Remark 3 In harmonic analysis, the use of tools such as Proposition 2 is known as the method of almost orthogonality, or the ${TT^*}$ method. The explanation for the latter name is as follows. For sake of exposition, suppose that ${\nu}$ is never zero (or we remove all ${n}$ from the domain for which ${\nu(n)}$ vanishes). Given a family of finitely supported functions ${g_1,\dots,g_J: {\bf N} \rightarrow {\bf C}}$, consider the linear operator ${T: \ell^2(\nu^{-1}) \rightarrow \ell^2(\{1,\dots,J\})}$ defined by the formula

$\displaystyle T f := ( \sum_{n} f(n) \overline{g_j(n)} )_{j=1}^J.$

This is a bounded linear operator, and the left-hand side of (6) is nothing other than the ${\ell^2(\{1,\dots,J\})}$ norm of ${Tf}$. Without any further information on the function ${f}$ other than its ${\ell^2(\nu^{-1})}$ norm ${(\sum_n |f(n)|^2 / \nu(n))^{1/2}}$, the best estimate one can obtain on (6) here is clearly

$\displaystyle (\sum_n |f(n)|^2 / \nu(n))^{1/2} \times \|T\|_{op},$

where ${\|T\|_{op}}$ denotes the operator norm of ${T}$.

The adjoint ${T^*: \ell^2(\{1,\dots,J\}) \rightarrow \ell^2(\nu^{-1})}$ is easily computed to be

$\displaystyle T^* (c_j)_{j=1}^J := (\sum_{j=1}^J c_j \nu(n) g_j(n) )_{n \in {\bf N}}.$

The composition ${TT^*: \ell^2(\{1,\dots,J\}) \rightarrow \ell^2(\{1,\dots,J\})}$ of ${T}$ and its adjoint is then given by

$\displaystyle TT^* (c_j)_{j=1}^J := (\sum_{j=1}^J c_j \sum_n \nu(n) g_j(n) \overline{g_{j'}}(n) )_{j=1}^J.$

From the spectral theorem (or singular value decomposition), one sees that the operator norms of ${T}$ and ${TT^*}$ are related by the identity

$\displaystyle \|T\|_{op} = \|TT^*\|_{op}^{1/2},$

and as ${TT^*}$ is a self-adjoint, positive semi-definite operator, the operator norm ${\|TT^*\|_{op}}$ is also the supremum of the quantity

$\displaystyle \langle TT^* (c_j)_{j=1}^J, (c_j)_{j=1}^J \rangle_{\ell^2(\{1,\dots,J\})} = \sum_{j=1}^J \sum_{j'=1}^J c_j \overline{c_{j'}} \sum_n \nu(n) g_j(n) \overline{g_{j'}(n)}$

where ${(c_j)_{j=1}^J}$ ranges over unit vectors in ${\ell^2(\{1,\dots,J\})}$. Putting these facts together, we obtain Proposition 2; furthermore, we see from this analysis that the bound here is essentially optimal if the only information one is allowed to use about ${f}$ is its ${\ell^2(\nu^{-1})}$ norm.

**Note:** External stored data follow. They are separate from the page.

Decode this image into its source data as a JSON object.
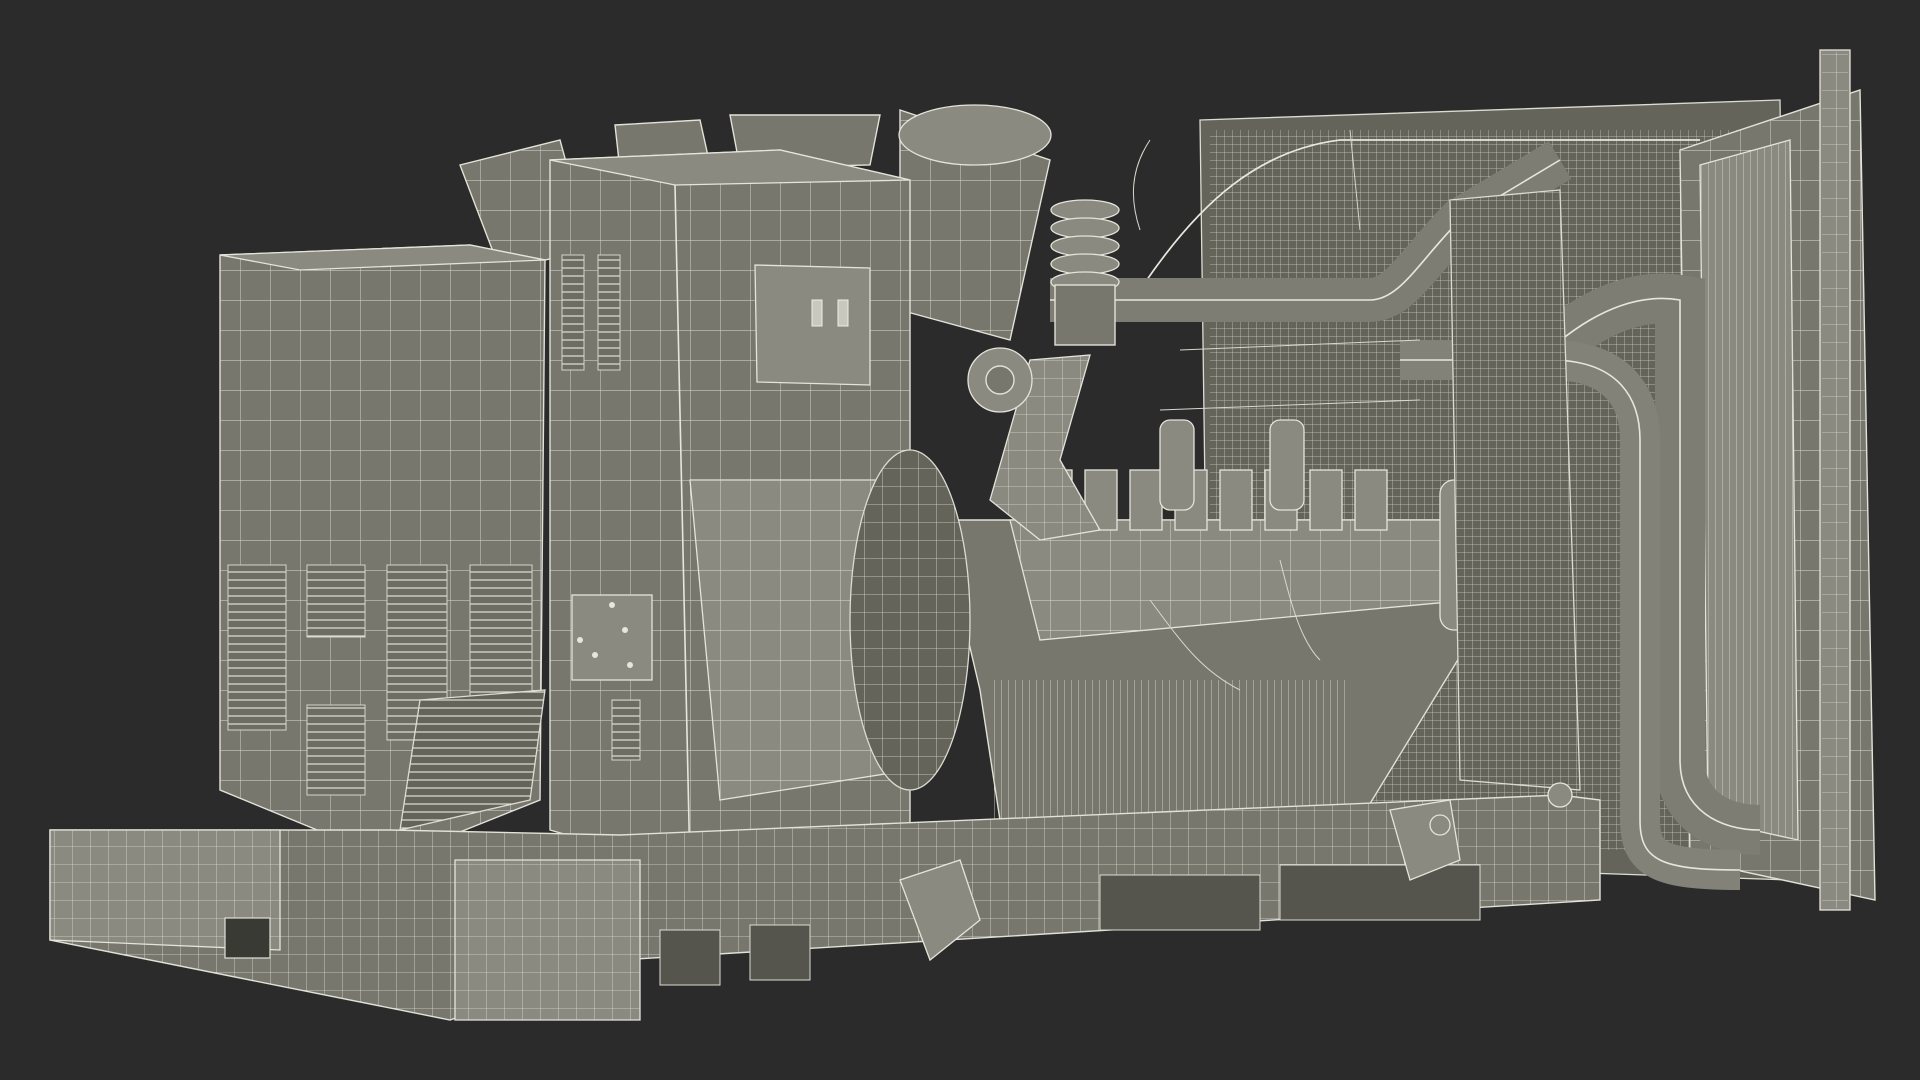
{
  "scene": {
    "background_color": "#2b2b2b",
    "model_fill_color": "#77776d",
    "wire_color": "#e2e2d8",
    "subject": "diesel-generator-set-wireframe"
  }
}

For further discussion of almost orthogonality methods from a harmonic analysis perspective, see Chapter VII of this text of Stein.

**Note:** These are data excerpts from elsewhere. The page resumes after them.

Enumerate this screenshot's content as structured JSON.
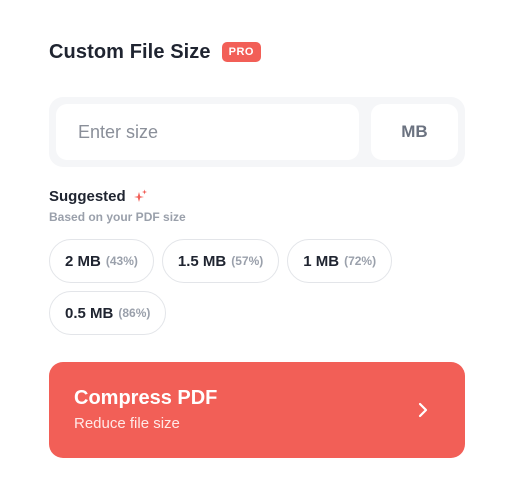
{
  "header": {
    "title": "Custom File Size",
    "badge": "PRO"
  },
  "size_input": {
    "placeholder": "Enter size",
    "value": "",
    "unit": "MB"
  },
  "suggested": {
    "title": "Suggested",
    "subtitle": "Based on your PDF size",
    "icon": "sparkle-icon",
    "options": [
      {
        "size": "2 MB",
        "reduction": "(43%)"
      },
      {
        "size": "1.5 MB",
        "reduction": "(57%)"
      },
      {
        "size": "1 MB",
        "reduction": "(72%)"
      },
      {
        "size": "0.5 MB",
        "reduction": "(86%)"
      }
    ]
  },
  "action": {
    "title": "Compress PDF",
    "subtitle": "Reduce file size",
    "icon": "chevron-right-icon"
  },
  "colors": {
    "accent": "#f25f57",
    "text": "#1f2430",
    "muted": "#9aa0ab"
  }
}
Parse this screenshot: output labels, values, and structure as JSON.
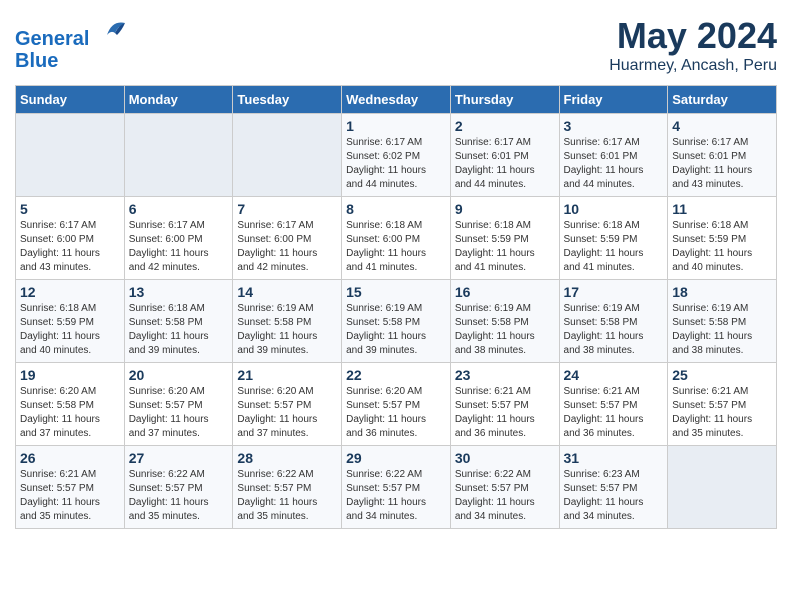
{
  "header": {
    "logo_line1": "General",
    "logo_line2": "Blue",
    "title": "May 2024",
    "subtitle": "Huarmey, Ancash, Peru"
  },
  "weekdays": [
    "Sunday",
    "Monday",
    "Tuesday",
    "Wednesday",
    "Thursday",
    "Friday",
    "Saturday"
  ],
  "weeks": [
    [
      {
        "day": "",
        "info": ""
      },
      {
        "day": "",
        "info": ""
      },
      {
        "day": "",
        "info": ""
      },
      {
        "day": "1",
        "info": "Sunrise: 6:17 AM\nSunset: 6:02 PM\nDaylight: 11 hours\nand 44 minutes."
      },
      {
        "day": "2",
        "info": "Sunrise: 6:17 AM\nSunset: 6:01 PM\nDaylight: 11 hours\nand 44 minutes."
      },
      {
        "day": "3",
        "info": "Sunrise: 6:17 AM\nSunset: 6:01 PM\nDaylight: 11 hours\nand 44 minutes."
      },
      {
        "day": "4",
        "info": "Sunrise: 6:17 AM\nSunset: 6:01 PM\nDaylight: 11 hours\nand 43 minutes."
      }
    ],
    [
      {
        "day": "5",
        "info": "Sunrise: 6:17 AM\nSunset: 6:00 PM\nDaylight: 11 hours\nand 43 minutes."
      },
      {
        "day": "6",
        "info": "Sunrise: 6:17 AM\nSunset: 6:00 PM\nDaylight: 11 hours\nand 42 minutes."
      },
      {
        "day": "7",
        "info": "Sunrise: 6:17 AM\nSunset: 6:00 PM\nDaylight: 11 hours\nand 42 minutes."
      },
      {
        "day": "8",
        "info": "Sunrise: 6:18 AM\nSunset: 6:00 PM\nDaylight: 11 hours\nand 41 minutes."
      },
      {
        "day": "9",
        "info": "Sunrise: 6:18 AM\nSunset: 5:59 PM\nDaylight: 11 hours\nand 41 minutes."
      },
      {
        "day": "10",
        "info": "Sunrise: 6:18 AM\nSunset: 5:59 PM\nDaylight: 11 hours\nand 41 minutes."
      },
      {
        "day": "11",
        "info": "Sunrise: 6:18 AM\nSunset: 5:59 PM\nDaylight: 11 hours\nand 40 minutes."
      }
    ],
    [
      {
        "day": "12",
        "info": "Sunrise: 6:18 AM\nSunset: 5:59 PM\nDaylight: 11 hours\nand 40 minutes."
      },
      {
        "day": "13",
        "info": "Sunrise: 6:18 AM\nSunset: 5:58 PM\nDaylight: 11 hours\nand 39 minutes."
      },
      {
        "day": "14",
        "info": "Sunrise: 6:19 AM\nSunset: 5:58 PM\nDaylight: 11 hours\nand 39 minutes."
      },
      {
        "day": "15",
        "info": "Sunrise: 6:19 AM\nSunset: 5:58 PM\nDaylight: 11 hours\nand 39 minutes."
      },
      {
        "day": "16",
        "info": "Sunrise: 6:19 AM\nSunset: 5:58 PM\nDaylight: 11 hours\nand 38 minutes."
      },
      {
        "day": "17",
        "info": "Sunrise: 6:19 AM\nSunset: 5:58 PM\nDaylight: 11 hours\nand 38 minutes."
      },
      {
        "day": "18",
        "info": "Sunrise: 6:19 AM\nSunset: 5:58 PM\nDaylight: 11 hours\nand 38 minutes."
      }
    ],
    [
      {
        "day": "19",
        "info": "Sunrise: 6:20 AM\nSunset: 5:58 PM\nDaylight: 11 hours\nand 37 minutes."
      },
      {
        "day": "20",
        "info": "Sunrise: 6:20 AM\nSunset: 5:57 PM\nDaylight: 11 hours\nand 37 minutes."
      },
      {
        "day": "21",
        "info": "Sunrise: 6:20 AM\nSunset: 5:57 PM\nDaylight: 11 hours\nand 37 minutes."
      },
      {
        "day": "22",
        "info": "Sunrise: 6:20 AM\nSunset: 5:57 PM\nDaylight: 11 hours\nand 36 minutes."
      },
      {
        "day": "23",
        "info": "Sunrise: 6:21 AM\nSunset: 5:57 PM\nDaylight: 11 hours\nand 36 minutes."
      },
      {
        "day": "24",
        "info": "Sunrise: 6:21 AM\nSunset: 5:57 PM\nDaylight: 11 hours\nand 36 minutes."
      },
      {
        "day": "25",
        "info": "Sunrise: 6:21 AM\nSunset: 5:57 PM\nDaylight: 11 hours\nand 35 minutes."
      }
    ],
    [
      {
        "day": "26",
        "info": "Sunrise: 6:21 AM\nSunset: 5:57 PM\nDaylight: 11 hours\nand 35 minutes."
      },
      {
        "day": "27",
        "info": "Sunrise: 6:22 AM\nSunset: 5:57 PM\nDaylight: 11 hours\nand 35 minutes."
      },
      {
        "day": "28",
        "info": "Sunrise: 6:22 AM\nSunset: 5:57 PM\nDaylight: 11 hours\nand 35 minutes."
      },
      {
        "day": "29",
        "info": "Sunrise: 6:22 AM\nSunset: 5:57 PM\nDaylight: 11 hours\nand 34 minutes."
      },
      {
        "day": "30",
        "info": "Sunrise: 6:22 AM\nSunset: 5:57 PM\nDaylight: 11 hours\nand 34 minutes."
      },
      {
        "day": "31",
        "info": "Sunrise: 6:23 AM\nSunset: 5:57 PM\nDaylight: 11 hours\nand 34 minutes."
      },
      {
        "day": "",
        "info": ""
      }
    ]
  ]
}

Exercise 4 Under the same hypotheses as Proposition 2, show that

$\displaystyle \sum_{j=1}^J |\sum_{n} f(n) \overline{g_j(n)}| \leq (\sum_n |f(n)|^2 / \nu(n))^{1/2}$

$\displaystyle \times ( \sum_{j=1}^J \sum_{j'=1}^J |\sum_n \nu(n) g_j(n) \overline{g_{j'}(n)}| )^{1/2}$

as well as the variant inequality

$\displaystyle |\sum_{j=1}^J \sum_{n} f(n) \overline{g_j(n)}| \leq (\sum_n |f(n)|^2 / \nu(n))^{1/2}$

$\displaystyle \times | \sum_{j=1}^J \sum_{j'=1}^J \sum_n \nu(n) g_j(n) \overline{g_{j'}(n)}|^{1/2}.$

Proposition 2 has many applications in analytic number theory; for instance, we will use it in later notes to control the large value of Dirichlet series such as the Riemann zeta function. One of the key benefits is that it largely eliminates the need to consider further correlations of the function ${f}$ (other than its self-correlation ${\sum_n |f(n)|^2 / \nu(n)}$ relative to ${\nu^{-1}}$, which is usually fairly easy to compute or estimate as ${\nu}$ is usually chosen to be relatively simple); this is particularly useful if ${f}$ is a function which is significantly more complicated to analyse than the functions ${g_j}$. Of course, the tradeoff for this is that one now has to deal with the coefficients ${c_j}$, which if anything are even less understood than ${f}$, since literally the only thing we know about these coefficients is their square sum ${\sum_{j=1}^J |c_j|^2}$. However, as long as there is enough almost orthogonality between the ${g_j}$, one can estimate the ${c_j}$ by fairly crude estimates (e.g. triangle inequality or Cauchy-Schwarz) and still get reasonably good estimates.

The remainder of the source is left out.